Greater sensitivity for mosaic detection will also be useful for the diagnosis of genetic disorders, such as Pallister-Killian syndrome, caused by supernumerary chromosomes which are negatively selected in phytohaemagglutinin (PHA) stimulated peripheral blood lymphocytes, requiring skin biopsy for chromosomal analysis, and are lost over time in actively dividing tissues, such as bone marrow, impacting diagnosis in older children and adults (Izumi et al., 2014). High rapidity, accuracy, resolution and sensitivity for uSV detection, even at mosaic state, make ONT an efficient diagnostic tool that can identify cytogenetic and microscopic anomalies in a single analysis, considerably reducing turnaround times. Per-spective studies on large cohort of patients addressed to karyotyping and aCGH are needed to test ONT performance in routine clinical settings.
Funding
This work has been supported by the Associazione Italiana per la Ricerca sul Cancro (AIRC Investigator Grant 20307, “Third Generation Cancer Genomics”).
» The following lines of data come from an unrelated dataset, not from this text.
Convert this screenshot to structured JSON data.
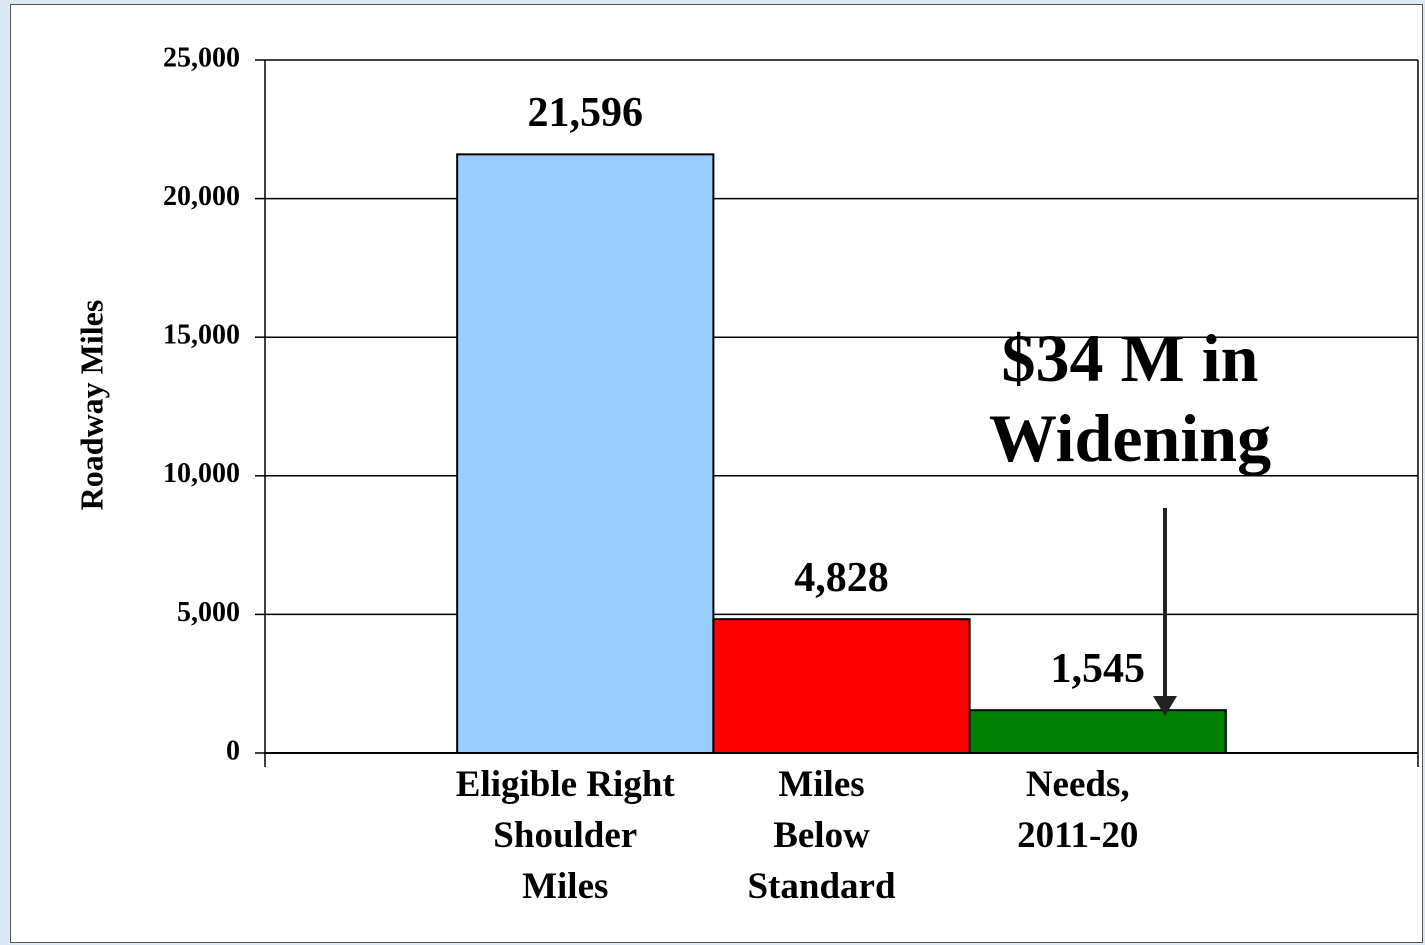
{
  "chart_data": {
    "type": "bar",
    "y_axis_label": "Roadway Miles",
    "categories": [
      "Eligible Right\nShoulder\nMiles",
      "Miles\nBelow\nStandard",
      "Needs,\n2011-20"
    ],
    "values": [
      21596,
      4828,
      1545
    ],
    "value_labels": [
      "21,596",
      "4,828",
      "1,545"
    ],
    "colors": [
      "#99ccff",
      "#ff0000",
      "#008000"
    ],
    "ylim": [
      0,
      25000
    ],
    "yticks": [
      0,
      {
        "value": 5000,
        "label": "5,000"
      },
      {
        "value": 10000,
        "label": "10,000"
      },
      {
        "value": 15000,
        "label": "15,000"
      },
      {
        "value": 20000,
        "label": "20,000"
      },
      {
        "value": 25000,
        "label": "25,000"
      }
    ],
    "grid": true,
    "annotation": "$34 M in\nWidening"
  }
}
Data Availability Statement
Nanopore sequencing data are not publicly available since patients did not consent for genetic data sharing.
Ethics declarations
Contributions
Conceptualization: Alberto Magi, Tommaso Pippucci. Investigation: experiments: Pamela Magini, Alessandra Mingrino, Patrizia Mongelli, Laura Desiderio, Maria Carla Pittalis. ; computational analyses: Barbara Gega, Pamela Magini, Roberto Semeraro, Gianluca Mattei, Davide Bolognini. ; Methodology: Pamela Magini, Alberto Magi, Tommaso Pippucci. Writing—original draft: Pamela Magini, Alberto Magi, Tommaso Pippucci. Writing—review editing: all authors.
Competing interests
All the authors declare no competing interests.
Ethics declaration
Individuals were referred by clinical geneticists for genetic testing as part of routine clinical care. All patients enrolled and/or their legal representative signed informed consent for research use.